From Steve Benen: the Republicans’ “serious” offer, in one chart.

From Steve Benen: the Republicans’ “serious” offer, in one chart.

Confused about what exactly the GOP’s latest fiscal offer includes? Wondering whether it might not be some sort of conservative-Democratic proposal from Erskine Bowles, in spite of not being Simpson-Bowles, nor proposed by Bowles, nor endorsed by Bowles? Steve Benen has come to our aid:

Steve Benen-Chart of Republicans' fiscal offer
















That pretty much does it. The one thing I disagree with Steve on is his assertion that the hard Right is only pretending to dislike the offer. I think its feeling of betrayal at Boehner’s vague promise to close unspecified loopholes and use the revenue to reduce the deficit is sincere—absurd, but sincere. Conservative activists really believe that raising taxes is evil, full stop, and that any Republican proposal to do so, however nebulous or presumptively regressive, counts as a sellout. Or rather: while some top conservative strategists may be saying this strategically to gain leverage, if the rank-and-file takes the propaganda to be the real conservative position, it starts to become such.

Author: Andrew Sabl

I'm a political theorist and Visiting Professor (through 2017) in the Program on Ethics, Politics and Economics at Yale. My interests include the history of political thought, toleration, democratic theory, political ethics, problems of coordination and convention, the realist movement in political theory, and the thought of David Hume. My first book, Ruling Passions: Political Offices and Democratic Ethics (Princeton, 2002) covered many of these topics, with a special focus on the varieties of democratic politics and the disparate qualities of mind and character appropriate to those who practice each of them. My second book Hume's Politics: Coordination and Crisis in the History of England was published in 2012; I am currently finishing a book on toleration, with the working title The Virtues of Hypocrisy, under contract with Harvard University Press. A Los Angeles native, I got my B.A. and Ph.D. from Harvard. Before coming to Yale I taught at Vanderbilt and at UCLA, where I was an Assistant, Associate, and Full Professor; and held visiting positions at Williams, Harvard, and Princeton. I am married to Miriam Laugesen, who teaches health policy and the politics of health care at the Mailman School of public health at Columbia, and we have a twelve-year-old son.

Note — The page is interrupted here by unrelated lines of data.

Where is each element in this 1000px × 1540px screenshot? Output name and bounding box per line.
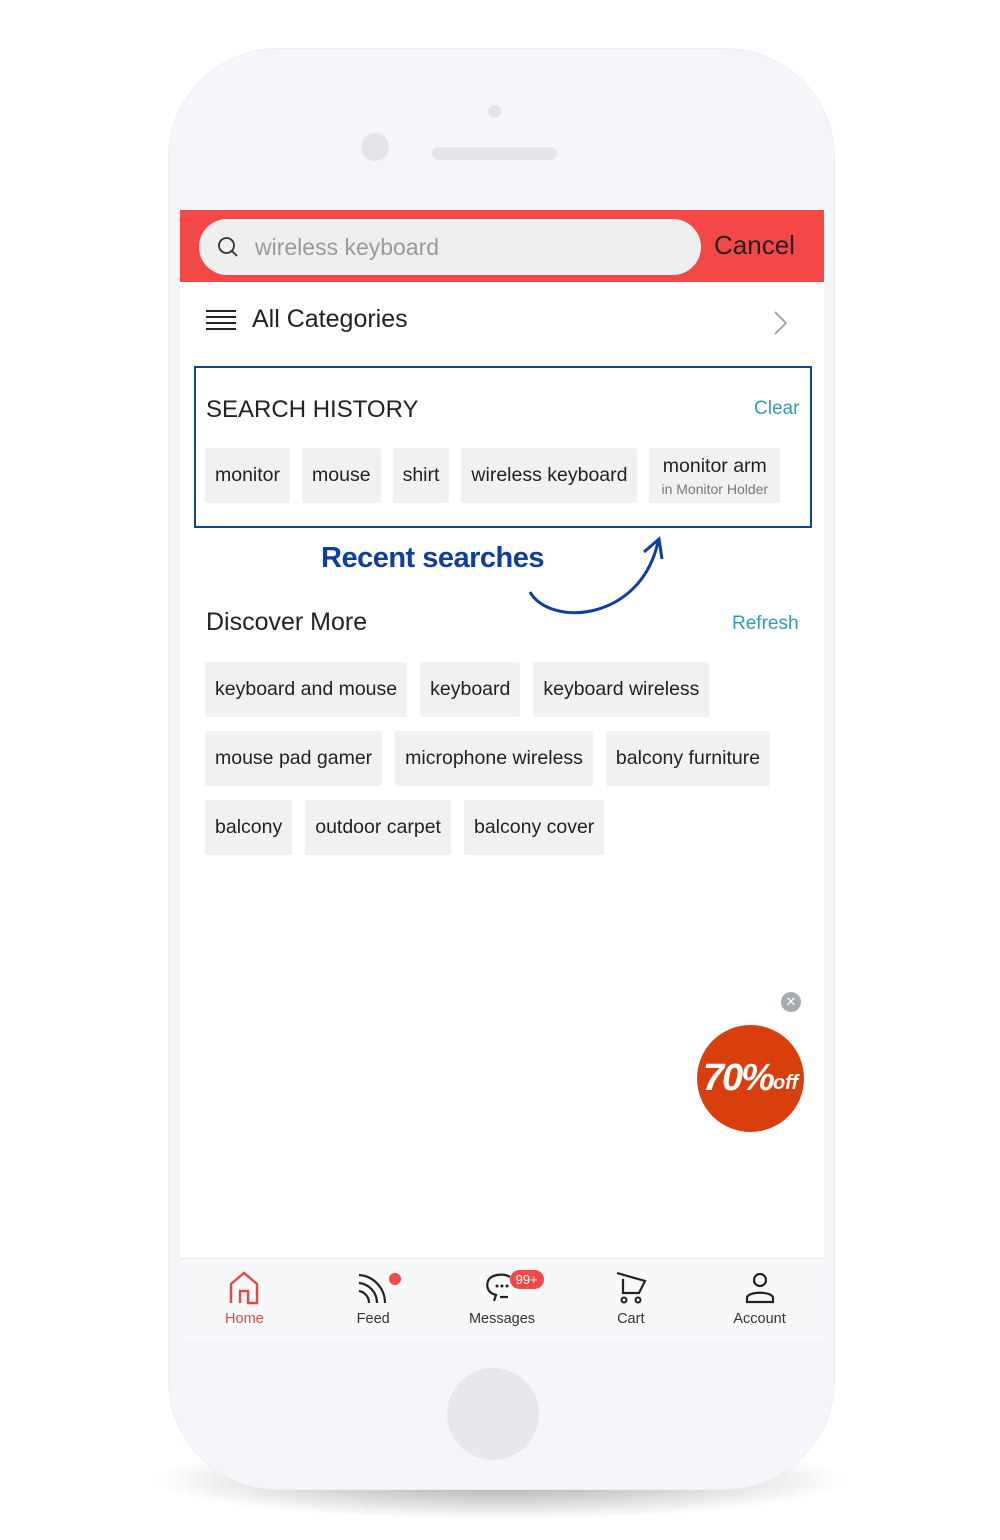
user-icon [745, 1272, 774, 1304]
messages-badge: 99+ [509, 1270, 544, 1289]
phone-speaker [432, 147, 557, 160]
discover-chip[interactable]: keyboard and mouse [205, 662, 408, 717]
search-history-section: SEARCH HISTORY Clear monitor mouse shirt… [194, 366, 812, 528]
phone-home-button[interactable] [447, 1368, 539, 1460]
phone-camera [361, 133, 389, 161]
promo-close-icon[interactable]: ✕ [781, 992, 801, 1012]
discover-chip[interactable]: balcony furniture [605, 731, 771, 786]
tab-feed[interactable]: Feed [309, 1259, 438, 1340]
discover-chip[interactable]: balcony [205, 800, 293, 855]
chip-label: shirt [402, 464, 440, 486]
chip-label: mouse [312, 464, 371, 486]
promo-badge[interactable]: 70% off [697, 1025, 804, 1132]
discover-chip[interactable]: keyboard wireless [533, 662, 710, 717]
history-chip[interactable]: monitor arm in Monitor Holder [649, 448, 781, 503]
home-icon [230, 1271, 259, 1305]
chip-label: monitor arm [662, 454, 767, 477]
cart-icon [616, 1271, 647, 1304]
tab-label: Cart [617, 1311, 645, 1327]
discover-chip[interactable]: keyboard [420, 662, 521, 717]
tab-account[interactable]: Account [695, 1259, 824, 1340]
curved-arrow-icon [528, 536, 664, 615]
cancel-button[interactable]: Cancel [714, 230, 795, 261]
tab-home[interactable]: Home [180, 1259, 309, 1340]
chip-label: wireless keyboard [471, 464, 628, 486]
notification-dot [388, 1273, 401, 1285]
chip-label: monitor [215, 464, 281, 486]
bottom-tab-bar: Home Feed 99+ Messages Cart Account [180, 1258, 824, 1340]
search-icon [218, 237, 238, 257]
menu-icon [206, 309, 236, 330]
chip-category: in Monitor Holder [661, 480, 769, 497]
screen: wireless keyboard Cancel All Categories … [180, 210, 824, 1340]
chevron-right-icon[interactable] [772, 310, 788, 336]
search-history-title: SEARCH HISTORY [206, 396, 419, 423]
tab-label: Messages [468, 1311, 536, 1327]
discover-chip[interactable]: mouse pad gamer [205, 731, 383, 786]
clear-button[interactable]: Clear [754, 398, 799, 420]
discover-chip[interactable]: outdoor carpet [305, 800, 451, 855]
search-header: wireless keyboard Cancel [180, 210, 824, 282]
tab-label: Home [225, 1311, 264, 1327]
refresh-button[interactable]: Refresh [732, 613, 799, 635]
discover-more-title: Discover More [206, 608, 368, 636]
all-categories-label: All Categories [252, 305, 408, 333]
history-chip[interactable]: wireless keyboard [461, 448, 638, 503]
tab-label: Feed [356, 1311, 390, 1327]
recent-searches-annotation: Recent searches [321, 542, 545, 574]
history-chip[interactable]: monitor [205, 448, 291, 503]
promo-percent: 70% [702, 1057, 775, 1099]
history-chip[interactable]: mouse [302, 448, 381, 503]
tab-cart[interactable]: Cart [566, 1259, 695, 1340]
search-input[interactable]: wireless keyboard [199, 219, 701, 275]
discover-chip[interactable]: balcony cover [463, 800, 605, 855]
history-chip[interactable]: shirt [392, 448, 450, 503]
all-categories-row[interactable]: All Categories [206, 305, 408, 334]
feed-icon [358, 1273, 387, 1304]
phone-sensor [488, 105, 501, 118]
search-value: wireless keyboard [255, 233, 440, 260]
tab-label: Account [733, 1311, 786, 1327]
discover-chip[interactable]: microphone wireless [395, 731, 593, 786]
tab-messages[interactable]: 99+ Messages [438, 1259, 567, 1340]
promo-off: off [772, 1072, 799, 1094]
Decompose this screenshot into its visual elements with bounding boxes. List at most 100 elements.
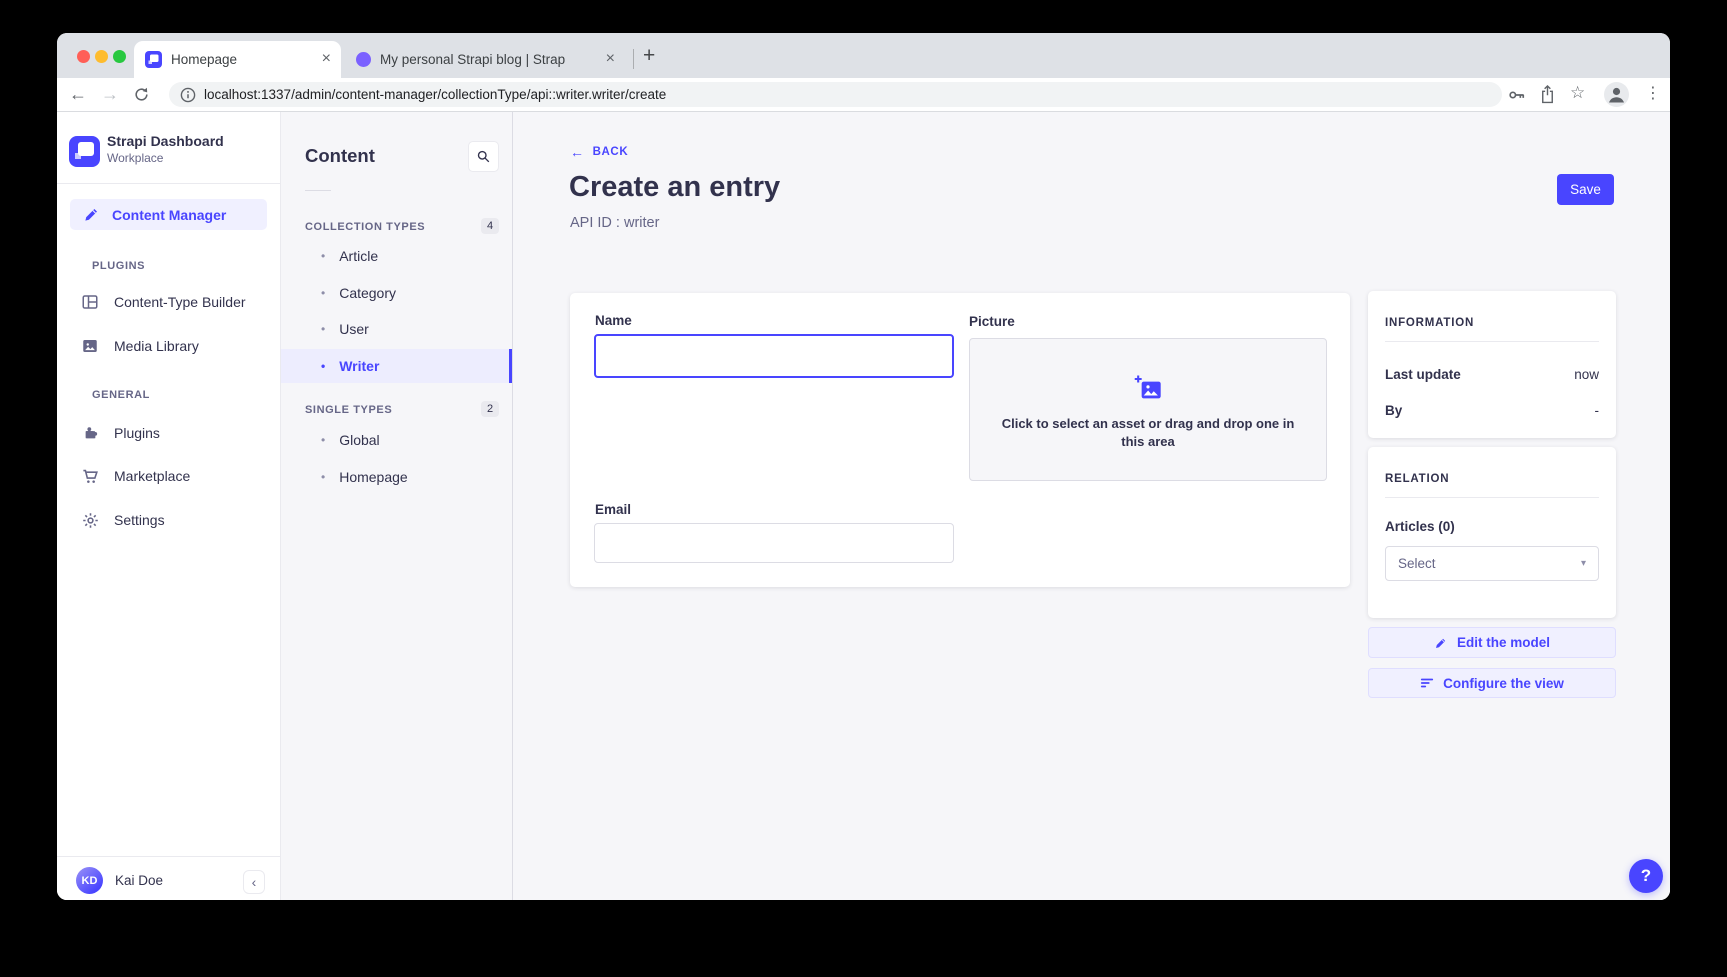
url-text: localhost:1337/admin/content-manager/col… [204,87,666,102]
close-icon[interactable]: × [314,50,341,70]
workspace-title: Strapi Dashboard [107,133,224,149]
divider [1385,497,1599,498]
divider [57,856,280,857]
subnav-item-homepage[interactable]: • Homepage [321,465,408,489]
zoom-window-button[interactable] [113,50,126,63]
content-type-builder-icon [80,292,100,312]
pencil-icon [1434,636,1448,650]
name-field-label: Name [595,313,632,328]
sidebar-item-media-library[interactable]: Media Library [80,334,199,358]
media-library-icon [80,336,100,356]
tab-title: My personal Strapi blog | Strap [380,52,598,67]
subnav-item-article[interactable]: • Article [321,244,378,268]
subnav-item-writer[interactable]: • Writer [321,354,379,378]
marketplace-cart-icon [80,466,100,486]
sidebar-item-plugins[interactable]: Plugins [80,421,160,445]
sidebar-item-label: Content-Type Builder [114,294,246,310]
reload-icon[interactable] [133,86,150,103]
content-subnav: Content COLLECTION TYPES 4 • Article • C… [281,112,513,900]
sidebar-item-content-manager[interactable]: Content Manager [70,199,267,230]
api-id-subtitle: API ID : writer [570,215,659,231]
information-title: INFORMATION [1385,317,1474,329]
user-avatar[interactable]: KD [76,867,103,894]
dropzone-hint: Click to select an asset or drag and dro… [993,415,1303,450]
minimize-window-button[interactable] [95,50,108,63]
bullet-icon: • [321,249,325,263]
sidebar-item-label: Settings [114,512,165,528]
sidebar-item-content-type-builder[interactable]: Content-Type Builder [80,290,246,314]
email-input[interactable] [594,523,954,563]
page-title: Create an entry [569,171,780,204]
tab-divider [633,49,634,69]
sidebar-item-label: Marketplace [114,468,190,484]
divider [305,190,331,191]
active-item-indicator [509,349,512,383]
close-icon[interactable]: × [598,50,625,70]
password-key-icon[interactable] [1507,85,1527,105]
profile-avatar-icon[interactable] [1604,82,1629,107]
subnav-item-label: Writer [339,358,379,374]
address-bar[interactable]: localhost:1337/admin/content-manager/col… [169,82,1502,107]
help-button[interactable]: ? [1629,859,1663,893]
subnav-item-user[interactable]: • User [321,317,369,341]
main-content: ← BACK Create an entry API ID : writer S… [513,112,1670,900]
site-info-icon[interactable] [180,87,196,103]
entry-form-card: Name Picture Click to select an asset or… [570,293,1350,587]
tab-strapi-blog[interactable]: My personal Strapi blog | Strap × [345,41,625,78]
collection-types-count: 4 [481,218,499,234]
sidebar-item-marketplace[interactable]: Marketplace [80,464,190,488]
single-types-count: 2 [481,401,499,417]
content-manager-pen-icon [82,206,100,224]
subnav-item-label: Article [339,248,378,264]
browser-window: Homepage × My personal Strapi blog | Str… [57,33,1670,900]
bullet-icon: • [321,359,325,373]
bookmark-star-icon[interactable]: ☆ [1570,79,1585,107]
tab-title: Homepage [171,52,314,67]
subnav-item-label: Global [339,432,379,448]
bullet-icon: • [321,286,325,300]
subnav-item-global[interactable]: • Global [321,428,380,452]
browser-menu-icon[interactable]: ⋮ [1645,80,1661,108]
bullet-icon: • [321,433,325,447]
strapi-logo[interactable] [69,136,100,167]
name-input[interactable] [594,334,954,378]
strapi-favicon [145,51,162,68]
last-update-label: Last update [1385,367,1461,382]
sidebar-item-label: Content Manager [112,207,226,223]
search-button[interactable] [468,141,499,172]
relation-card: RELATION Articles (0) Select ▾ [1368,447,1616,618]
sidebar-section-plugins: PLUGINS [92,260,145,272]
browser-back-icon[interactable]: ← [69,80,87,108]
configure-view-icon [1420,676,1434,690]
workspace-subtitle: Workplace [107,151,163,165]
configure-view-label: Configure the view [1443,676,1564,691]
close-window-button[interactable] [77,50,90,63]
sidebar-item-label: Plugins [114,425,160,441]
subnav-item-label: Homepage [339,469,408,485]
share-icon[interactable] [1538,84,1557,105]
by-value: - [1595,403,1600,418]
edit-model-button[interactable]: Edit the model [1368,627,1616,658]
divider [1385,341,1599,342]
collection-types-header: COLLECTION TYPES [305,221,425,233]
back-link[interactable]: ← BACK [570,144,628,160]
sidebar-item-settings[interactable]: Settings [80,508,165,532]
select-placeholder: Select [1398,556,1436,571]
tab-homepage[interactable]: Homepage × [134,41,341,78]
new-tab-button[interactable]: + [643,45,655,66]
configure-view-button[interactable]: Configure the view [1368,668,1616,698]
browser-forward-icon[interactable]: → [101,80,119,108]
subnav-item-label: User [339,321,369,337]
subnav-title: Content [305,145,375,167]
picture-dropzone[interactable]: Click to select an asset or drag and dro… [969,338,1327,481]
bullet-icon: • [321,322,325,336]
save-button[interactable]: Save [1557,174,1614,205]
app-sidebar: Strapi Dashboard Workplace Content Manag… [57,112,281,900]
subnav-item-category[interactable]: • Category [321,281,396,305]
collapse-sidebar-button[interactable]: ‹ [243,870,265,894]
articles-select[interactable]: Select ▾ [1385,546,1599,581]
relation-title: RELATION [1385,473,1449,485]
strapi-admin: Strapi Dashboard Workplace Content Manag… [57,112,1670,900]
tab-strip: Homepage × My personal Strapi blog | Str… [57,33,1670,78]
back-arrow-icon: ← [570,144,585,160]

4 thoughts on “From Steve Benen: the Republicans’ “serious” offer, in one chart.”

  1. Andrew,

    Can we please stop referring to Norquist and his latter-day visigoths as conservative activists? These people are not conservatives: they are reactionaries trying to stuff us all back into some sort of nightmare version of Ozzie and Harriet.

    1. I’m a descriptivist. If the overwhelming majority of people who call themselves conservative activists agree with Norquist, that becomes the position that defines conservative activism. If that means that “conservative,” at least in the U.S., ceases to be a respectable label among reasonable people, then there’s no avoiding that. In fact there has been no avoiding that for some time.

      1. I think it would be reasonable to call them “self-styled” conservative activists. The vast majority of spokestwits from the Discovery Institute call themselves scientists, after all.